The Zhafir subsidiary of Chinese press maker Ningbo Haitian Plastic Machinery Group has developed a new all-electric injection molding machine, called Mercury.
Zhafir demonstrated two prototype Mercury machines an open house held Nov. 26-27 at its new 43,055-square-foot assembly hall in Ebermannsdorf, where it builds Venus all-electrics.
Zhafir CEO Helmar Franz said the company will show a production-ready Mercury at the K2010 trade show. Production is scheduled to start in 2011, initially with clamping forces of 55- and 135-metric tons. Franz said the press will be offered with a very limited number of high-end options as standard, such as for injection compression molding. The Mercury will enable processors and tool designers to produce more complex parts and use plastics that are difficult to process.
As part of its revolutionary design, the Mercury has replaced conventional round tie bars and separate machine cladding with two thick, flat steel sheets on both sides of the machine. The sheets, made by parent company Haitian in China, provide the same level as mechanical stability as tie bars, the company claims.

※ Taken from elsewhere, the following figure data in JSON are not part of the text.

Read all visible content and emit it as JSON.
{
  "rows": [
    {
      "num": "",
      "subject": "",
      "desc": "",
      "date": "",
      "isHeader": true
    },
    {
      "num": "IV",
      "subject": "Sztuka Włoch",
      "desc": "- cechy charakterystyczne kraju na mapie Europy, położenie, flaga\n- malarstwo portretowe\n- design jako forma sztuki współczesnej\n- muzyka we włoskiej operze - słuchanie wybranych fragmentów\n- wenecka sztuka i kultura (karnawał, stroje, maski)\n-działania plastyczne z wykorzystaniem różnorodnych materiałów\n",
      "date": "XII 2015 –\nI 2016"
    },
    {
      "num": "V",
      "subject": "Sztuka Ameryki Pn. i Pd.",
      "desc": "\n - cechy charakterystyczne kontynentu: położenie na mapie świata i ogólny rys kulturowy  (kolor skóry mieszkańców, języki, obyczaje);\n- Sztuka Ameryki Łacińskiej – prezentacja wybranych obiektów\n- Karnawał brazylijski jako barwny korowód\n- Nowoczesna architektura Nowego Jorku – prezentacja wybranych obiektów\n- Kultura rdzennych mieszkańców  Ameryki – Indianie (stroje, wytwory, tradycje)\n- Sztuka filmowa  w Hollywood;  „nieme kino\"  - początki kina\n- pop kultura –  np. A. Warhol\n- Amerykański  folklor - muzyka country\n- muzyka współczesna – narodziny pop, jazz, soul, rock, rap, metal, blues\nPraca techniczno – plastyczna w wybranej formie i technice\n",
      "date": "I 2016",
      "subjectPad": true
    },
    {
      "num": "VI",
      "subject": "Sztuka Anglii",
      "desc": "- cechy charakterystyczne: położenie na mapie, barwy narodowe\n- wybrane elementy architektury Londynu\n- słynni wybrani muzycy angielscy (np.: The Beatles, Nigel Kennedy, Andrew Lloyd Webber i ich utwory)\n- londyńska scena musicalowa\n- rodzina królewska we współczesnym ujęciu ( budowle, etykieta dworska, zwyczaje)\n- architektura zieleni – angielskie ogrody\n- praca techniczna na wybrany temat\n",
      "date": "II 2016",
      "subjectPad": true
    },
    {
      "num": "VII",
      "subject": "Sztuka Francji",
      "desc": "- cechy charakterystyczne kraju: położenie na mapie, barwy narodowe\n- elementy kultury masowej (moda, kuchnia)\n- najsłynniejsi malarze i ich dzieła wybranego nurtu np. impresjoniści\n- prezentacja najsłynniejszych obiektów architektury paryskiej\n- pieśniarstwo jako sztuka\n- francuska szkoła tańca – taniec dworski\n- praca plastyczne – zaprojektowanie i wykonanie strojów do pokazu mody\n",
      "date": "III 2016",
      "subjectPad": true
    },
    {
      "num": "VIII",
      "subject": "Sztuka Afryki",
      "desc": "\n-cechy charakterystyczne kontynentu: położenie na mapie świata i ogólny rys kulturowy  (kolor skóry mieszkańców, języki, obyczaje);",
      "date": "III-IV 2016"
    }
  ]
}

The presses are also narrower, enabling more machines to be fitted into a production hall.
The sheets replace the cladding, which Franz said usually only provides noise and safety protection and to hide a bad design.
The patented design also enables items such as the four machine guide rails to be mounted to the sheets. According to Franz, the use of guide rails mounted on the sheets means that 100 percent moving platen parallelism can be guaranteed and that there is no risk of platens tilting.
Zhafir is delivering a 55-ton, pre-series Mercury to a customer for trial and feedback.